= Mediterranean Foundation of Strategic Studies =

Independent foundation

The Mediterranean Foundation of Strategic Studies (Fondation méditerranéenne d'études stratégiques, FMES) is an independent institute of research. This foundation is an association according to the French law on association, the so-called "loi 1901". It was created in 1989 in order to frame a context of security and stability around the Mediterranean area and to foster the development of the South-Mediterranean countries.

== Aims ==
The FMES takes actively part in strategic thinking concerning relations, both between France and the European Union and between the Euro-Mediterranean area and the Arab-Muslim world. The foundation is involved in the development of a Euro-Mediterranean partnership in the political and security fields, through studies, consulting, and courses cycles to administrations, territorial collectivities, municipalities and companies. It fosters links between actors from civilian life, collectivities and military world so as to allow a better understanding of security matters in the economic environment of the regions.

== History ==
The FMES was founded in Toulon (Var, France) in 1989 thanks to the growing awareness of its founding father, François Charollais, of the need to broadcast to public and private leaders working in the area better knowledge of strategic, political, economic and social issues in the Euro-Mediterranean world.

Quickly a couple of local and national actors were asked to be founding members of the FMES. Among them the Institut des hautes études de défense nationales (IHEDN), the Région Provence-Alpes-Côte d'Azur and the Var department, but also the Secrétariat général de la Défense et de la Sécurité nationale and the CHEAr (Centre des hautes études de l'armement). The Ambassador of France Francis Gutmann agreed to hold the presidency. Networks with Algerians, Moroccans and Tunisians strategic studies institutes were rapidly created.

In the same time the FMES developed, with the CHEAr, its first course cycle. These Mediterranean Sessions of armament's advanced studies are aiming at raising awareness of political, social, economic and strategic issues in the Mediterranean region and foster their participants to work together. Willing to spread the initiative to the Western Mediterranean, the FMES created with the European Union the association Strademed, (Stratégie Développement Méditerrannée), from Belgium law, with the same goal of fostering that European ability to work together, North and South. Sessions took place in Milan, Madrid and Algiers.

In the years following its creation the FMES gradually gained academic recognition thanks to its conferences, meetings and studies on Euro-Mediterranean geopolitics.
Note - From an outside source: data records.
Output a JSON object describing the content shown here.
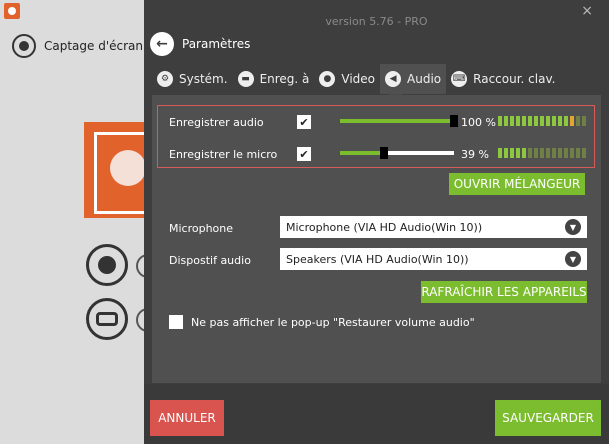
{
  "background_app": {
    "capture_mode_label": "Captage d'écran",
    "brand_color": "#e2622c"
  },
  "window": {
    "version": "version 5.76 - PRO",
    "close_icon": "×"
  },
  "header": {
    "back_icon": "←",
    "title": "Paramètres"
  },
  "tabs": [
    {
      "label": "Systém.",
      "icon": "gear-icon",
      "glyph": "⚙",
      "active": false
    },
    {
      "label": "Enreg. à",
      "icon": "folder-icon",
      "glyph": "▬",
      "active": false
    },
    {
      "label": "Video",
      "icon": "record-icon",
      "glyph": "●",
      "active": false
    },
    {
      "label": "Audio",
      "icon": "speaker-icon",
      "glyph": "◀",
      "active": true
    },
    {
      "label": "Raccour. clav.",
      "icon": "keyboard-icon",
      "glyph": "⌨",
      "active": false
    }
  ],
  "audio": {
    "record_audio": {
      "label": "Enregistrer audio",
      "checked": true,
      "check_glyph": "✔",
      "volume": 100,
      "value_text": "100 %",
      "meter_level": 0.85
    },
    "record_mic": {
      "label": "Enregistrer le micro",
      "checked": true,
      "check_glyph": "✔",
      "volume": 39,
      "value_text": "39 %",
      "meter_level": 0.35
    },
    "mixer_button": "OUVRIR MÉLANGEUR",
    "microphone": {
      "label": "Microphone",
      "value": "Microphone (VIA HD Audio(Win 10))"
    },
    "audio_device": {
      "label": "Dispostif audio",
      "value": "Speakers (VIA HD Audio(Win 10))"
    },
    "refresh_button": "RAFRAÎCHIR LES APPAREILS",
    "no_popup": {
      "label": "Ne pas afficher le pop-up \"Restaurer volume audio\"",
      "checked": false
    }
  },
  "footer": {
    "cancel": "ANNULER",
    "save": "SAUVEGARDER"
  },
  "colors": {
    "panel_bg": "#3e3e3e",
    "content_bg": "#505050",
    "accent_green": "#7cbd2f",
    "cancel_red": "#d9534f",
    "highlight_border": "#d85a5a"
  }
}
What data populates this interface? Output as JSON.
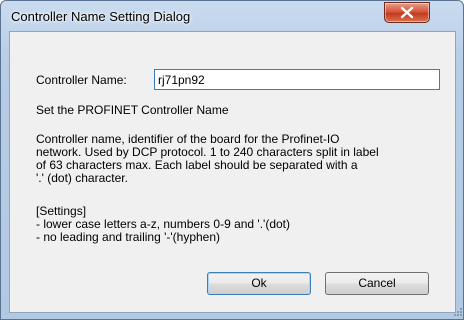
{
  "window": {
    "title": "Controller Name Setting Dialog",
    "close_glyph": "x-icon"
  },
  "form": {
    "controller_name_label": "Controller Name:",
    "controller_name_value": "rj71pn92",
    "subtitle": "Set the PROFINET Controller Name"
  },
  "description": {
    "lines": [
      "Controller name, identifier of the board for the Profinet-IO",
      "network. Used by DCP protocol. 1 to 240 characters split in label",
      "of 63 characters max. Each label should be separated with a",
      "'.' (dot) character."
    ]
  },
  "settings": {
    "header": "[Settings]",
    "rules": [
      "- lower case letters a-z, numbers 0-9 and '.'(dot)",
      "- no leading and trailing '-'(hyphen)"
    ]
  },
  "buttons": {
    "ok_label": "Ok",
    "cancel_label": "Cancel"
  },
  "colors": {
    "title_bar": "#b7cde6",
    "close_button": "#c94a2c",
    "input_border": "#3c7fb1",
    "dialog_background": "#f0f0f0"
  }
}
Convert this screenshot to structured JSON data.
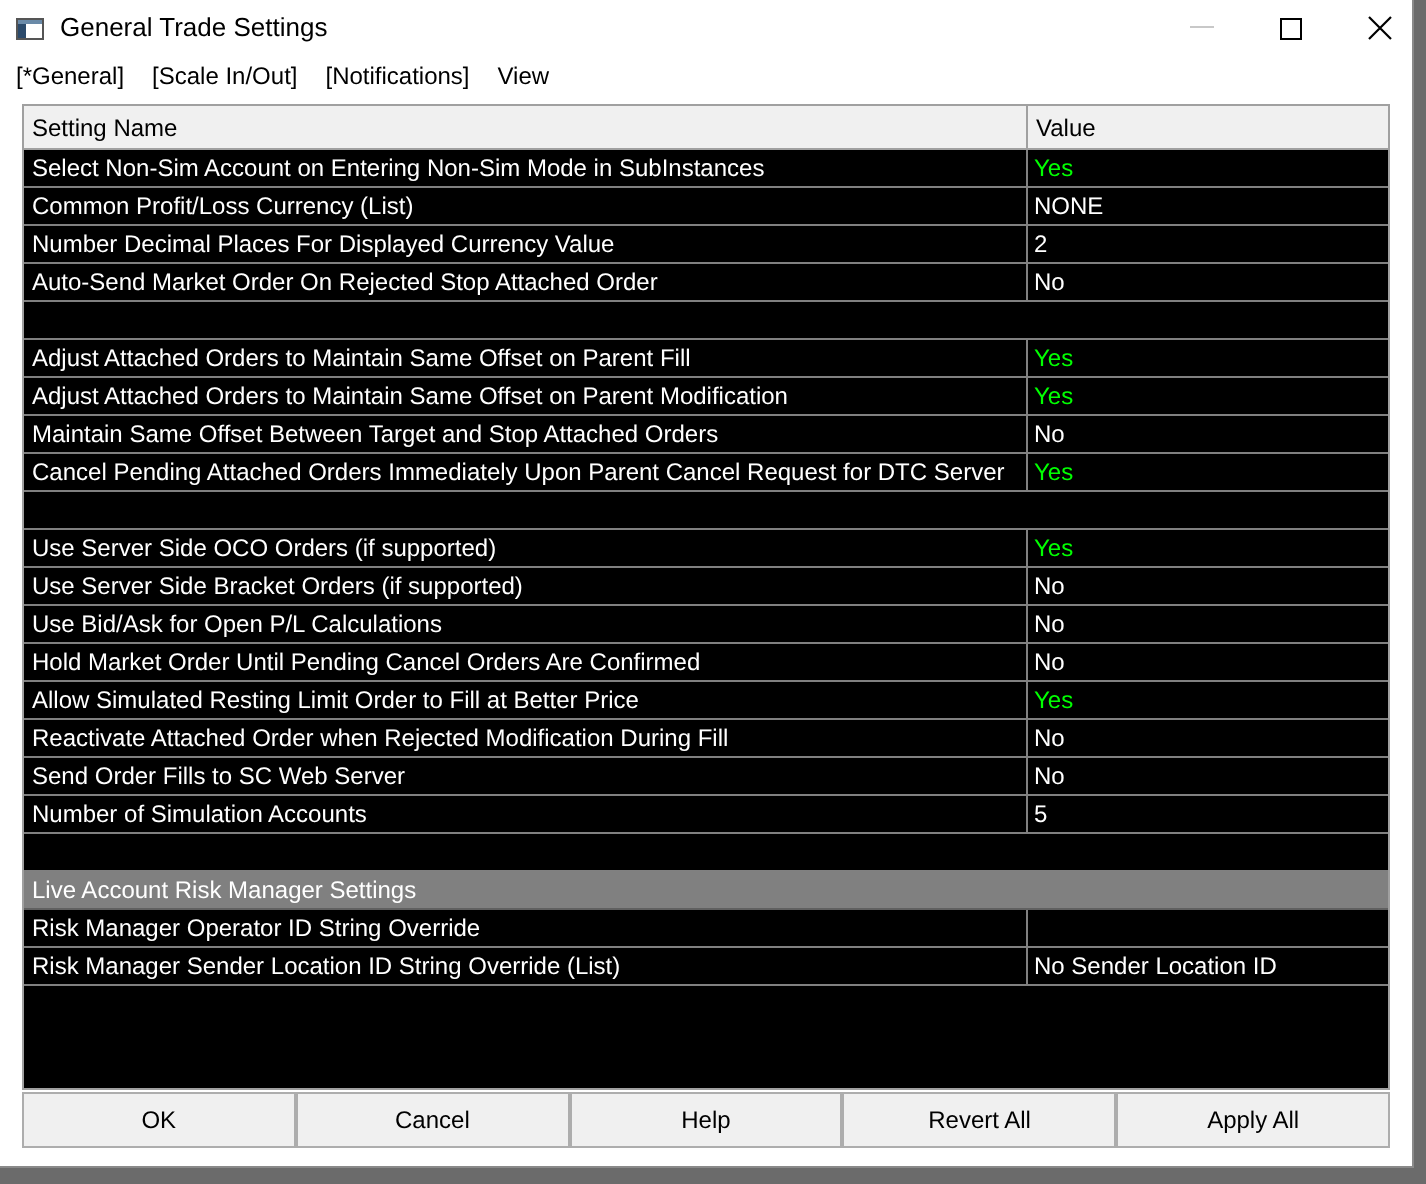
{
  "window": {
    "title": "General Trade Settings"
  },
  "menu": [
    {
      "label": "[*General]"
    },
    {
      "label": "[Scale In/Out]"
    },
    {
      "label": "[Notifications]"
    },
    {
      "label": "View"
    }
  ],
  "table": {
    "columns": [
      "Setting Name",
      "Value"
    ],
    "rows": [
      {
        "kind": "setting",
        "name": "Select Non-Sim Account on Entering Non-Sim Mode in SubInstances",
        "value": "Yes",
        "highlighted": true
      },
      {
        "kind": "setting",
        "name": "Common Profit/Loss Currency (List)",
        "value": "NONE",
        "highlighted": false
      },
      {
        "kind": "setting",
        "name": "Number Decimal Places For Displayed Currency Value",
        "value": "2",
        "highlighted": false
      },
      {
        "kind": "setting",
        "name": "Auto-Send Market Order On Rejected Stop Attached Order",
        "value": "No",
        "highlighted": false
      },
      {
        "kind": "spacer"
      },
      {
        "kind": "setting",
        "name": "Adjust Attached Orders to Maintain Same Offset on Parent Fill",
        "value": "Yes",
        "highlighted": true
      },
      {
        "kind": "setting",
        "name": "Adjust Attached Orders to Maintain Same Offset on Parent Modification",
        "value": "Yes",
        "highlighted": true
      },
      {
        "kind": "setting",
        "name": "Maintain Same Offset Between Target and Stop Attached Orders",
        "value": "No",
        "highlighted": false
      },
      {
        "kind": "setting",
        "name": "Cancel Pending Attached Orders Immediately Upon Parent Cancel Request for DTC Server",
        "value": "Yes",
        "highlighted": true
      },
      {
        "kind": "spacer"
      },
      {
        "kind": "setting",
        "name": "Use Server Side OCO Orders (if supported)",
        "value": "Yes",
        "highlighted": true
      },
      {
        "kind": "setting",
        "name": "Use Server Side Bracket Orders (if supported)",
        "value": "No",
        "highlighted": false
      },
      {
        "kind": "setting",
        "name": "Use Bid/Ask for Open P/L Calculations",
        "value": "No",
        "highlighted": false
      },
      {
        "kind": "setting",
        "name": "Hold Market Order Until Pending Cancel Orders Are Confirmed",
        "value": "No",
        "highlighted": false
      },
      {
        "kind": "setting",
        "name": "Allow Simulated Resting Limit Order to Fill at Better Price",
        "value": "Yes",
        "highlighted": true
      },
      {
        "kind": "setting",
        "name": "Reactivate Attached Order when Rejected Modification During Fill",
        "value": "No",
        "highlighted": false
      },
      {
        "kind": "setting",
        "name": "Send Order Fills to SC Web Server",
        "value": "No",
        "highlighted": false
      },
      {
        "kind": "setting",
        "name": "Number of Simulation Accounts",
        "value": "5",
        "highlighted": false
      },
      {
        "kind": "spacer"
      },
      {
        "kind": "section",
        "name": "Live Account Risk Manager Settings"
      },
      {
        "kind": "setting",
        "name": "Risk Manager Operator ID String Override"
      },
      {
        "kind": "setting",
        "name": "Risk Manager Sender Location ID String Override (List)",
        "value": "No Sender Location ID",
        "highlighted": false
      }
    ]
  },
  "buttons": [
    "OK",
    "Cancel",
    "Help",
    "Revert All",
    "Apply All"
  ]
}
In June, 2000 Admiral Jacques Lanxade, former Army Chief of Staff and former French ambassador in Tunisia, succeeded to Francis Gutmann.
The FMES gathered its action upon its Mediterranean Session which kept on welcoming every year about thirty participants, whereas the Strademed sessions were suspended. The Foundation mainly pursued its studying efforts in the defence and strategic affairs fields, especially for the French Ministry of Defence. The FMES also focused on its relations with the French Foreign Office and kept on holding workshops and conferences on themes of national and international concern. All of them are supported by a scientific council compound of several scholars and experts of the Arab world.

== Toward the creation of an institute of strategic and maritime studies ==
From the 2010s a new direction has slowly been taken by the FMES for its works. It had become obvious that maritime issues, specially those tackling security, were becoming more and more important for France and the European Union, mainly due to waxing globalization and international trade. These issues were worldwide but the FMES could not ignore this intensification in maritime communication as well as the soaring traffic in the Mediterranean area.

Besides, the growing chaos in Middle-East encouraged the FMES to shift its reflexions' gravity point from West to East, and South, with the inclusion of the Sahel region in the eye of the FME studies, following the involvement of French troops there.

The FMES therefore took a shift, both strategic and maritime. The latter implies the annual organization of a conference at the French Parliament. In 2013 this conference addressed challenges associated with the gas fields in the Eastern Mediterranean Sea; in 2014 it addressed maritime safety in the Gulf of Guinea.

== Publications ==
The FMES often publishes studies it has made and abstracts of conferences organized.